Leszek Kopcio jest właścicielem kawiarni „Biała lokomotywa” w Nowej Rudzie. Należałoby jednak powiedzieć, że prowadzi w niej nieustanny pokaz podawania kawy. Od 1979 r. wyrabiał według własnej receptury lody, a od 2001 r. podaje gościom „Białej Lokomotywy” niepowtarzalną kawę z dodatkami. Goście tej kawiarni mówią, że Pan Leszek dobiera kawę do osoby.
W „Białej Lokomotywie” kawa jest mielona i mieszana tuż przed podaniem, a więc zawsze jest świeża. >> Kawa żyje bardzo krótko i nie można jej sobie namielić na zapas, bo szybko zamienia się w drzewo << – mówi Pan Leszek, który 13 lipca 2013 r. był gościem imprezy pod nazwą „Dni i noce Krzywej Wieży” w Ząbkowicach Śląskich. Opowiadał tu wielu zainteresowanym osobom jaka kawa, w czym i jak parzona, może smakować najbardziej.
Demonstrował różne przyrządy do parzenia kawy, jakimi posługuje się na co dzień. W tle tego spotkania z miłośnikami kawy, ustawiła się bardzo długa kolejka po kawę espresso serwowaną przez przyjaciół Leszka Kopcio z sieci MK Cafe. Wszystko działo się pod ząbkowicką Krzywą Wieżą, która w tym roku ma 600 lat.
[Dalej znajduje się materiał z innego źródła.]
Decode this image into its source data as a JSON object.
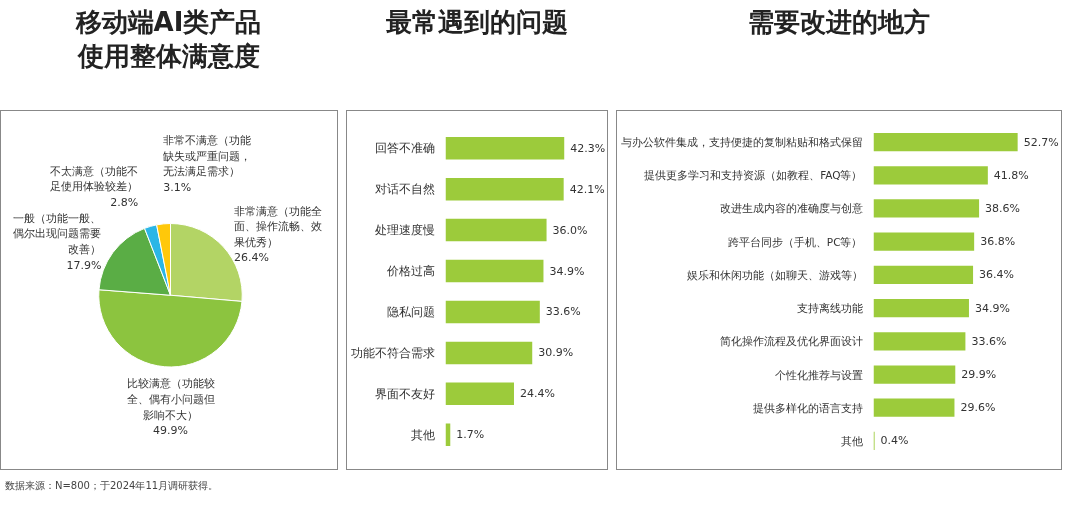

Z jej szczytu roznosiły się dźwięki koncertu z muzycznymi hitami w wykonaniu Andrzeja Mazura i Łukasza Przepióry. U jej stóp wszystkich przyciągał aromat doskonałej kawy. Twarze osób raczących się jej przyjemnym smakiem świadczyły, że napój ten jest jak poezja. Urzeka.
Krzysztof Kotowicz
Panie Leszku, dziękujemy za tę niezwykłą kompozycję owoców, kawy i lodów. Doznania smakowe- to jedno. Wyjątkowa atmosfera „Białej Lokomotywy”- to drugie. Dziękujemy za plastyczne opowieści (kompot z papierówek ze skórką i inne), ten smak się czuje.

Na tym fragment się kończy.